This is the official implementation of our paper accepted at WIESP2022: Full-Text Argumentation Mining on Scientific Publications (Preprint on Arxive).

Scholarly Argumentation Mining (SAM) has recently gained attention due to its potential to help scholars with the rapid growth of published scientific literature. It comprises two subtasks: argumentative discourse unit recognition (ADUR) and argumentative relation extraction (ARE), both of which are challenging since they require e.g. the integration of domain knowledge, the detection of implicit statements, and the disambiguation of argument structure.
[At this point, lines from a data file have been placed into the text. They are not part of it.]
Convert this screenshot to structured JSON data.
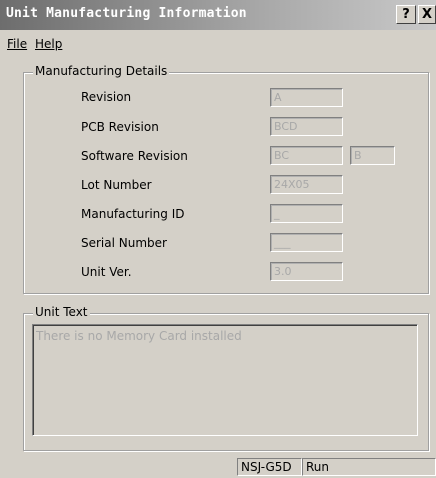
{
  "window": {
    "title": "Unit Manufacturing Information"
  },
  "title_buttons": {
    "help": "?",
    "close": "X"
  },
  "menu": {
    "file": "File",
    "help": "Help"
  },
  "manufacturing": {
    "legend": "Manufacturing Details",
    "rows": [
      {
        "label": "Revision",
        "value": "A"
      },
      {
        "label": "PCB Revision",
        "value": "BCD"
      },
      {
        "label": "Software Revision",
        "value": "BC",
        "value2": "B"
      },
      {
        "label": "Lot Number",
        "value": "24X05"
      },
      {
        "label": "Manufacturing ID",
        "value": "_"
      },
      {
        "label": "Serial Number",
        "value": "___"
      },
      {
        "label": "Unit Ver.",
        "value": "3.0"
      }
    ]
  },
  "unit_text": {
    "legend": "Unit Text",
    "content": "There is no Memory Card installed"
  },
  "status": {
    "model": "NSJ-G5D",
    "mode": "Run"
  }
}
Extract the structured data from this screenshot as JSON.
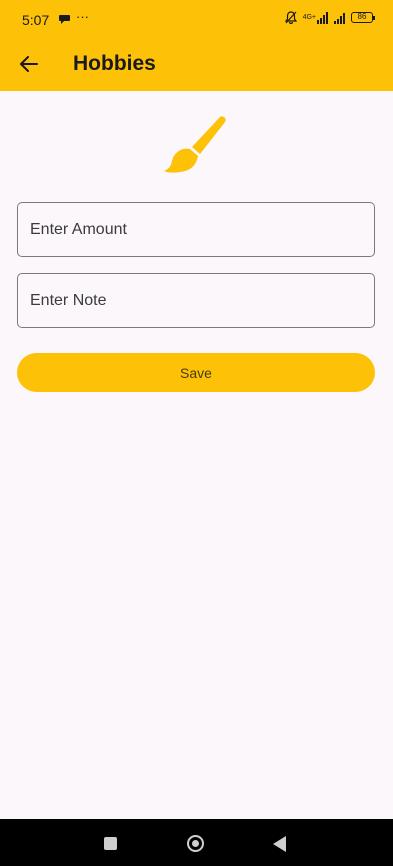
{
  "status_bar": {
    "time": "5:07",
    "dots": "···",
    "network": "4G+",
    "battery": "86"
  },
  "app_bar": {
    "title": "Hobbies",
    "back_icon": "arrow-left-icon"
  },
  "hero_icon": "paintbrush-icon",
  "form": {
    "amount_placeholder": "Enter Amount",
    "note_placeholder": "Enter Note",
    "save_label": "Save"
  },
  "colors": {
    "primary": "#fdc108",
    "background": "#fcf7fb",
    "outline": "#7c7a80"
  },
  "nav_bar": {
    "icons": [
      "recents-icon",
      "home-icon",
      "back-icon"
    ]
  }
}
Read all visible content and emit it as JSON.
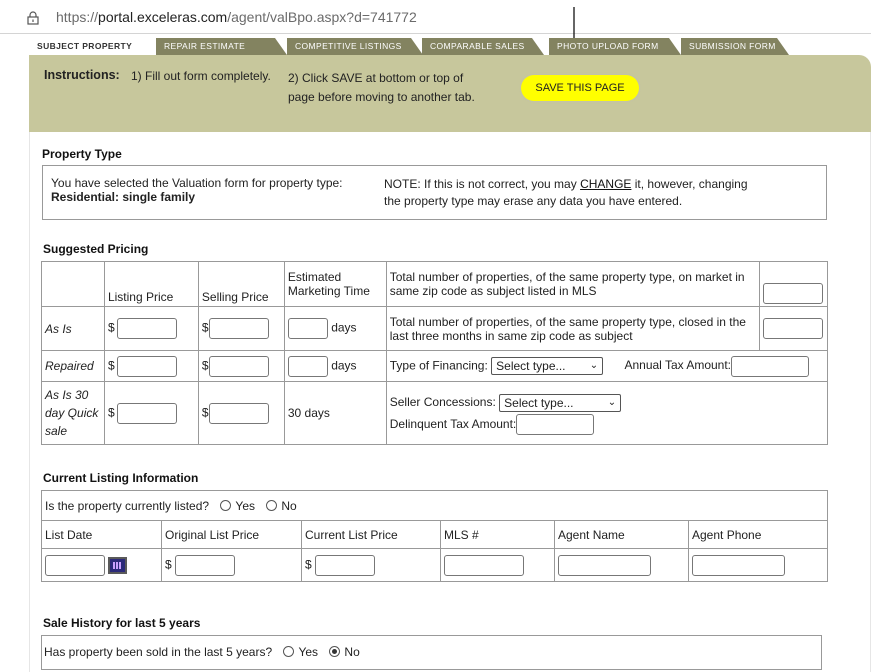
{
  "browser": {
    "url_prefix": "https://",
    "url_domain": "portal.exceleras.com",
    "url_path": "/agent/valBpo.aspx?d=741772"
  },
  "tabs": [
    {
      "label": "Subject Property",
      "active": true
    },
    {
      "label": "Repair Estimate",
      "active": false
    },
    {
      "label": "Competitive Listings",
      "active": false
    },
    {
      "label": "Comparable Sales",
      "active": false
    },
    {
      "label": "Photo Upload Form",
      "active": false
    },
    {
      "label": "Submission Form",
      "active": false
    }
  ],
  "instructions": {
    "title": "Instructions:",
    "step1": "1) Fill out form completely.",
    "step2": "2) Click SAVE at bottom or top of page before moving to another tab.",
    "save_label": "SAVE THIS PAGE"
  },
  "property_type": {
    "title": "Property Type",
    "selected_text": "You have selected the Valuation form for property type:",
    "selected_value": "Residential: single family",
    "note_before": "NOTE: If this is not correct, you may",
    "change_link": "CHANGE",
    "note_after": "it, however, changing the property type may erase any data you have entered."
  },
  "pricing": {
    "title": "Suggested Pricing",
    "headers": [
      "Listing Price",
      "Selling Price",
      "Estimated Marketing Time"
    ],
    "rows": [
      {
        "label": "As Is",
        "time_suffix": "days"
      },
      {
        "label": "Repaired",
        "time_suffix": "days"
      },
      {
        "label": "As Is 30 day Quick sale",
        "time_text": "30 days"
      }
    ],
    "currency": "$",
    "on_market_text": "Total number of properties, of the same property type, on market in same zip code as subject listed in MLS",
    "closed_text": "Total number of properties, of the same property type, closed in the last three months in same zip code as subject",
    "financing_label": "Type of Financing:",
    "financing_value": "Select type...",
    "tax_label": "Annual Tax Amount:",
    "concessions_label": "Seller Concessions:",
    "concessions_value": "Select type...",
    "delinquent_label": "Delinquent Tax Amount:"
  },
  "listing": {
    "title": "Current Listing Information",
    "question": "Is the property currently listed?",
    "yes": "Yes",
    "no": "No",
    "columns": [
      "List Date",
      "Original List Price",
      "Current List Price",
      "MLS #",
      "Agent Name",
      "Agent Phone"
    ],
    "currency": "$"
  },
  "sale_history": {
    "title": "Sale History for last 5 years",
    "question": "Has property been sold in the last 5 years?",
    "yes": "Yes",
    "no": "No",
    "selected": "No"
  },
  "colors": {
    "tab_bg": "#838360",
    "instructions_bg": "#c7c79c",
    "save_button": "#ffff00",
    "calendar": "#2c2a7a"
  }
}
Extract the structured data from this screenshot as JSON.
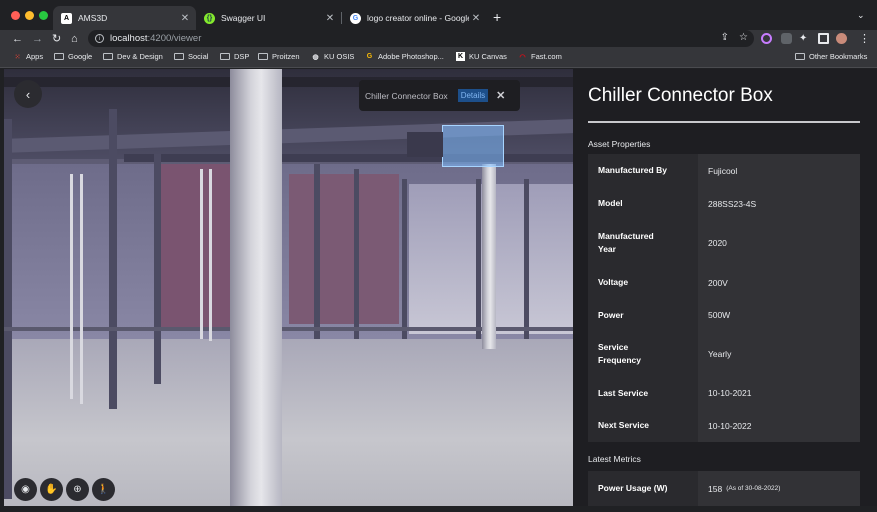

While previous work focused on dataset construction and baseline methods for specific document sections, such as abstract or results, full-text scholarly argumentation mining has seen little progress. In this work, we introduce a sequential pipeline model combining ADUR and ARE for full-text SAM, and provide a first analysis of the performance of pretrained language models (PLMs) on both subtasks. We establish a new SotA for ADUR on the Sci-Arg corpus, outperforming the previous best reported result by a large margin (+7% F1). We also present the first results for ARE, and thus for the full AM pipeline, on this benchmark dataset.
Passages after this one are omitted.